When I was little my friend had a large armoire , the focal point of her room, that was covered in a mural of Max and the some wild things. It bothered me as a child, although I never said it, to have one book so dominate her room. My relationship with Max and Sendak has grown wildly through out the years and only as an adult can I understand why a child might feel so connected to Max, so compelled by Sendak's story, that he would want his whole room decorated with the metaphors and archetypes that Sendak so purposefully places.

I on the other hand was not so obsessed with Where The Wild Things Are until I cam to college and began to look into the study of children's books and the therapeutic usage of children's literature. I did a research paper on Sendak's use of metaphor last year. I reviewed his use of expanding images as a representation of the growing wild, I looked at some of the placement of characters and props in various books, but the whole paper fell flatly on it's face. Why? Because it did not include the child. The paper did not look at the reader and the interaction between the millions of children who read Sendak's work and why they might read his many books.
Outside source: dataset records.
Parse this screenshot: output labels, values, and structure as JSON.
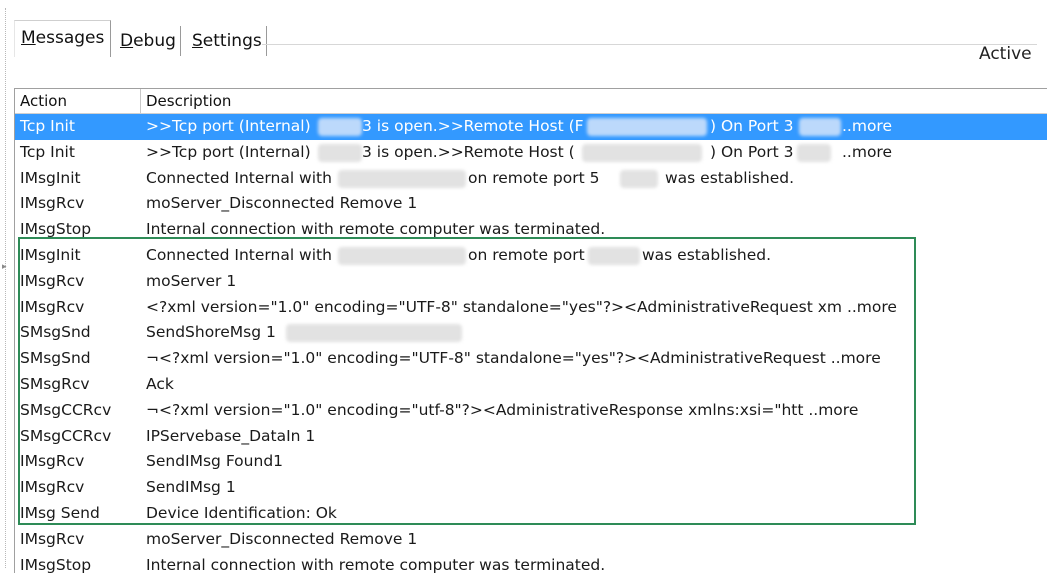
{
  "tabs": {
    "messages": {
      "pre": "",
      "mnemonic": "M",
      "post": "essages"
    },
    "debug": {
      "pre": "",
      "mnemonic": "D",
      "post": "ebug"
    },
    "settings": {
      "pre": "",
      "mnemonic": "S",
      "post": "ettings"
    }
  },
  "status": {
    "label": "Active"
  },
  "table": {
    "columns": [
      "Action",
      "Description"
    ],
    "rows": [
      {
        "action": "Tcp Init",
        "desc_a": ">>Tcp port (Internal)",
        "desc_b": "3 is open.>>Remote Host (F",
        "desc_c": ") On Port 3",
        "desc_d": "..more"
      },
      {
        "action": "Tcp Init",
        "desc_a": ">>Tcp port (Internal)",
        "desc_b": "3 is open.>>Remote Host (",
        "desc_c": ") On Port 3",
        "desc_d": "..more"
      },
      {
        "action": "IMsgInit",
        "desc_a": "Connected Internal with",
        "desc_b": "on remote port 5",
        "desc_c": "was established."
      },
      {
        "action": "IMsgRcv",
        "desc": "moServer_Disconnected Remove 1"
      },
      {
        "action": "IMsgStop",
        "desc": "Internal connection with remote computer was terminated."
      },
      {
        "action": "IMsgInit",
        "desc_a": "Connected Internal with",
        "desc_b": "on remote port",
        "desc_c": "was established."
      },
      {
        "action": "IMsgRcv",
        "desc": "moServer 1"
      },
      {
        "action": "IMsgRcv",
        "desc": "<?xml version=\"1.0\" encoding=\"UTF-8\" standalone=\"yes\"?><AdministrativeRequest xm ..more"
      },
      {
        "action": "SMsgSnd",
        "desc": "SendShoreMsg 1"
      },
      {
        "action": "SMsgSnd",
        "desc": "¬<?xml version=\"1.0\" encoding=\"UTF-8\" standalone=\"yes\"?><AdministrativeRequest  ..more"
      },
      {
        "action": "SMsgRcv",
        "desc": "Ack"
      },
      {
        "action": "SMsgCCRcv",
        "desc": "¬<?xml version=\"1.0\" encoding=\"utf-8\"?><AdministrativeResponse xmlns:xsi=\"htt ..more"
      },
      {
        "action": "SMsgCCRcv",
        "desc": "IPServebase_DataIn 1"
      },
      {
        "action": "IMsgRcv",
        "desc": "SendIMsg Found1"
      },
      {
        "action": "IMsgRcv",
        "desc": "SendIMsg 1"
      },
      {
        "action": "IMsg Send",
        "desc": "Device Identification: Ok"
      },
      {
        "action": "IMsgRcv",
        "desc": "moServer_Disconnected Remove 1"
      },
      {
        "action": "IMsgStop",
        "desc": "Internal connection with remote computer was terminated."
      }
    ]
  }
}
I revisited Sendak this year with a bit of trepidation as I begin my thesis on the therapeutic use of children's books. I began reading psychoanalysis: Freud, Jung, Lacan. Somewhere in the middle of reading it all I thought to myself, wait, go back. Go back to the archetypes and the collective unconscious. Look at Max, the child, the beast, the child god, the child hero, the abandoned child, and all of his manifestations of Jung's child archetype. Max is many ways the perfect representation of Jung's child archetype. This means nothing on its own. What it does mean is that Max is someone connected to the inner depths, the collective unconscious, of all people. It means that in Max, and much of Sendak's writing, is a character that all people can relate to, and they do. Sendak is not just successful because of his prose and illustrations, but he is successful because he connects to an inner part of each reader.
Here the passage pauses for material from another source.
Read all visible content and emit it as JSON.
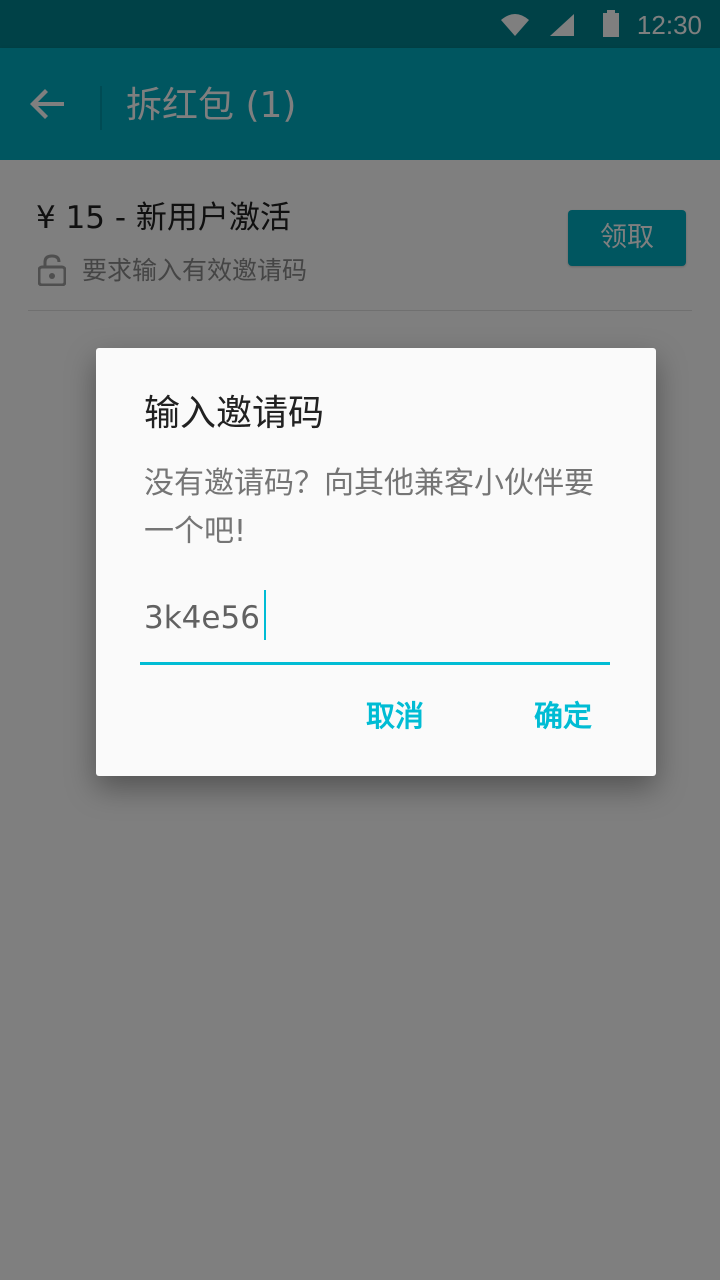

I may not have consciously liked Where The Wild Things Are as a child, but I certainly love it now. In fact, as a child I might have been pushing Sendak away because I did identify with his characters so much, but the point is kind of moot now. I now have a deeper understanding of Sendak, his writing, his personal history, and the way his books connect to the reader. I finally learned where the wild things are, they are hidden in my unconscious, with Max, Mickey, Ida, and a plethora of Sendak favorites.